In response to the 2024 NDAA, we are working on new treatments for PTSD, traumatic brain injury, and post-amputation pain, and just submitted the first study to treat the latter for war injuries in Ukraine. As a follow-up to our cover article in The Lancet that highlighted the most common reasons for medical evacuation of people from Iraq and Afghanistan and their return-to-duty rates, I helped Lt. Col. Ron White open the first pain clinic in a war zone. I also led or co-led international guidelines on the treatment of lumbar and cervical facet arthritis (spine) and ketamine for pain management.

Where is the journey going in the field of pain medicine?

One area our group is currently focusing on is precision medicine, and we are starting to look at predictors of health outcomes. Precision medicine positively changes the risk-benefit ratio of invasive and expensive procedures and, more importantly, it positively changes the cost-benefit ratio. This is the direction medicine is heading in, and this is the direction pain medicine must go in, because the results of pain medicine are subjective and the results of studies are often contradictory.

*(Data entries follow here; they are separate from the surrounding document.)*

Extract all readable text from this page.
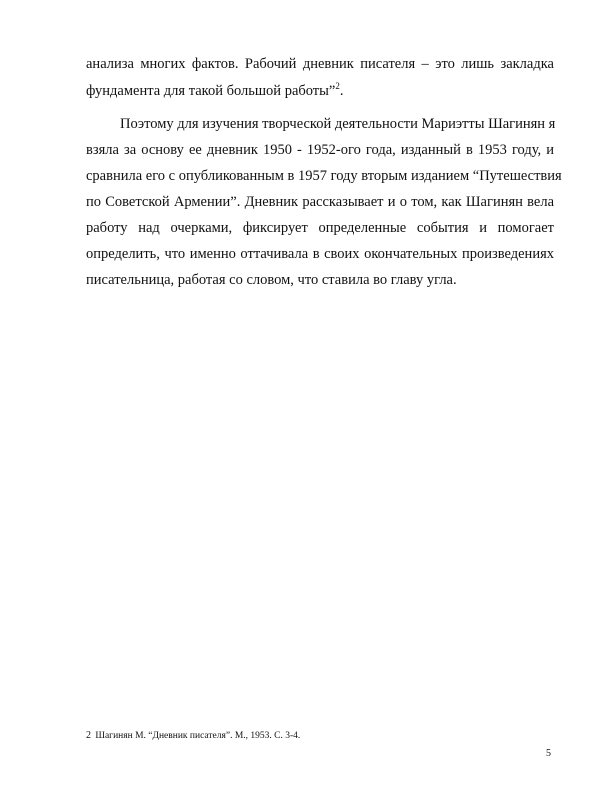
анализа многих фактов. Рабочий дневник писателя – это лишь закладка
фундамента для такой большой работы”$^2$.
Поэтому для изучения творческой деятельности Мариэтты Шагинян я
взяла за основу ее дневник 1950 - 1952-ого года, изданный в 1953 году, и
сравнила его с опубликованным в 1957 году вторым изданием “Путешествия
по Советской Армении”. Дневник рассказывает и о том, как Шагинян вела
работу над очерками, фиксирует определенные события и помогает
определить, что именно оттачивала в своих окончательных произведениях
писательница, работая со словом, что ставила во главу угла.
2 Шагинян М. “Дневник писателя”. М., 1953. С. 3-4.
5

There is also a big movement towards regenerative medicine, which my group is involved in. In most cases, the cause of pain is wear and tear or natural degeneration, and therapies such as platelet-rich plasma or stem cells could potentially change the course of treatment; however, the evidence for this is currently weak. Another focus is finding animal models that translate better to humans, because when we test treatments in animal models, we are not really measuring pain. Instead, we are measuring behaviors that may or may not be associated with pain, and these models also do not take into account the “affective” and “cognitive” components.

What are you most looking forward to at Feinberg?

I am an instructor in the departments of neurology, psychiatry and behavioral sciences, and neurosurgery, so I will hopefully be collaborating across departments on our upcoming studies. I also continue to work at Walter Reed National Military Medical Center in Bethesda. I also hope to soon be approved to volunteer at the Jesse Brown VA Medical Center so I can treat veterans here in Chicago. I am very excited to work with and continue to mentor my outstanding group of attendings and fellows to advance the field of pain medicine.